Moving along, we’re now on Congress Street, Portland’s main drag. To your right is the home of Neal Dow, an early advocate of alcohol prohibition nicknamed the Napoleon of Temperance. Occupy Maine has no official position on prohibition, but given our experience with certain occupiers during the Lincoln Park encampment, some of us now favor its reinstitution. Dow’s conduct during the Portland Rum Riot of 1855, during which he called in the militia and ordered them to fire on protesters, killing one and injuring seven, is an early example of heavy-handed police tactics stifling the freedoms of speech and assembly. Boooo!

As we head downtown, look to your right and left and you’ll see the casualties of numerous injustices walking down the sidewalks. The mass deinstitutionalization of the mentally ill, cuts to drug treatment programs and the failure of our public schools are all on living, breathing display!

To your left is Congress Square, where many of these afflicted citizens gather to drink, smoke and street-preach. The fat cats who own the adjacent Eastland Park Hotel recently kicked out and paid off a bunch of 99 percenters who’d been living there, and now they want to turn this public square into a private ballroom for the glitterati. You guessed it: we’re against that. Please sign the petition being passed around now.

OK, now on your left you’ll see Portland City Hall.
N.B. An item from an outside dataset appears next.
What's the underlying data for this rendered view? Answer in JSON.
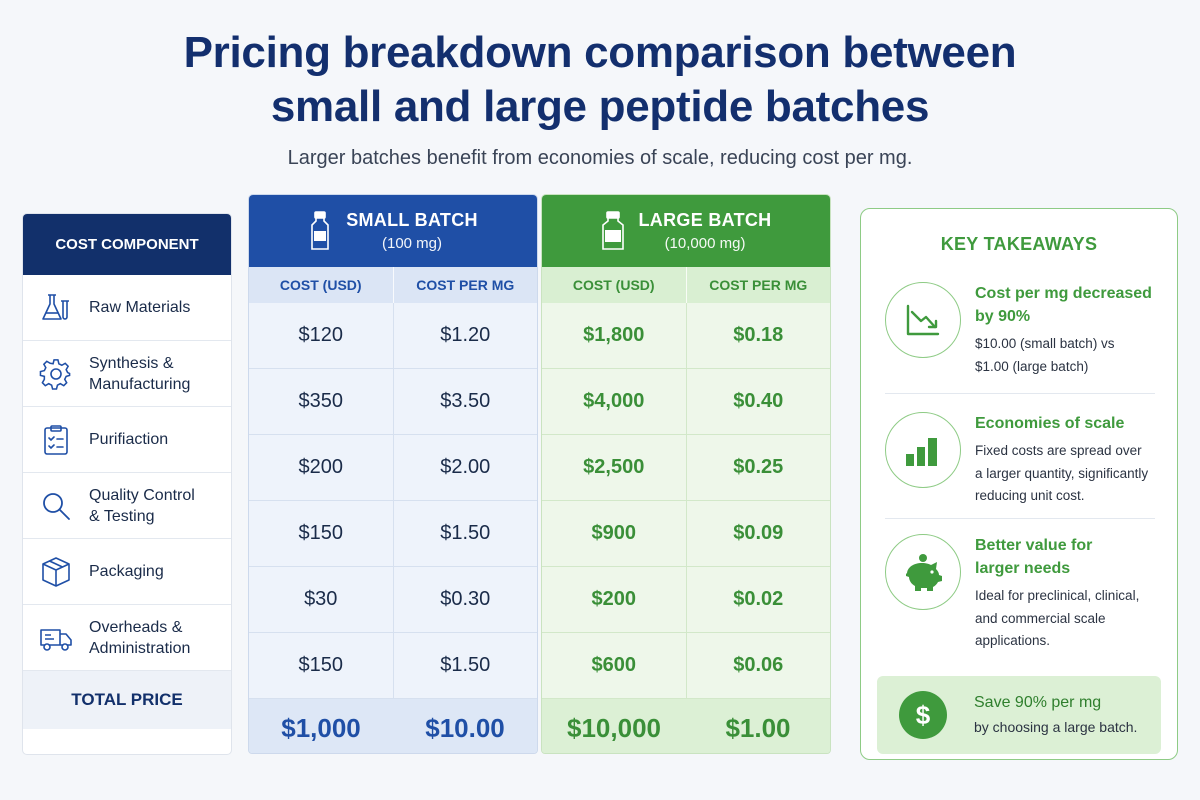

Millionaire developers go here to get big tax breaks and the rest of us go here to pay off parking tickets so they’ll take the boot off our car. That’s about all I’ve got on this one.

As we ascend Munjoy Hill, note the Portland Observatory on the right. Captain Lemuel Moody had this 65-foot observation tower built in 1807. He paid grown men $2 a day for their labor and boys 50 cents. Even accounting for inflation, that sucks.

Get ready, folks — we’re about to splash into Casco Bay! There’s no quacking on the Occupy Portland Tour, but you’re welcome to shout the name of an incompetent health care provider who botched your diagnosis because you’re uninsured.

Straight ahead is Fort Gorges. A shining example of profligate and pointless military spending, the fort was completed in 1865, just as the Civil War was ending and advances in the manufacture of explosives had made the fort obsolete. The more things change, eh?

Beyond the fort are the islands of Casco Bay, the havens and playgrounds of the one percent. The little one over there is House Island. In the first third of the last century, immigrants were “quarantined” on this island before being allowed to mingle with the general populace. It’s owned by rich people now, but it’s up for sale. Anybody got an extra $4.85 million?

No, well — uh-oh … hang on folks. It looks like the bus/boat is taking on water. Please don’t untie the life jackets, pontoons and buoys strapped to the bottom of the bus. That’s what’s keeping us afloat.

Looks like we’ll have to land on House Island and occupy it for awhile until we find the leak. In the meantime, you’ll find cardboard and markers beneath your seats. Start thinking of some catchy slogans and brace yourself for impact.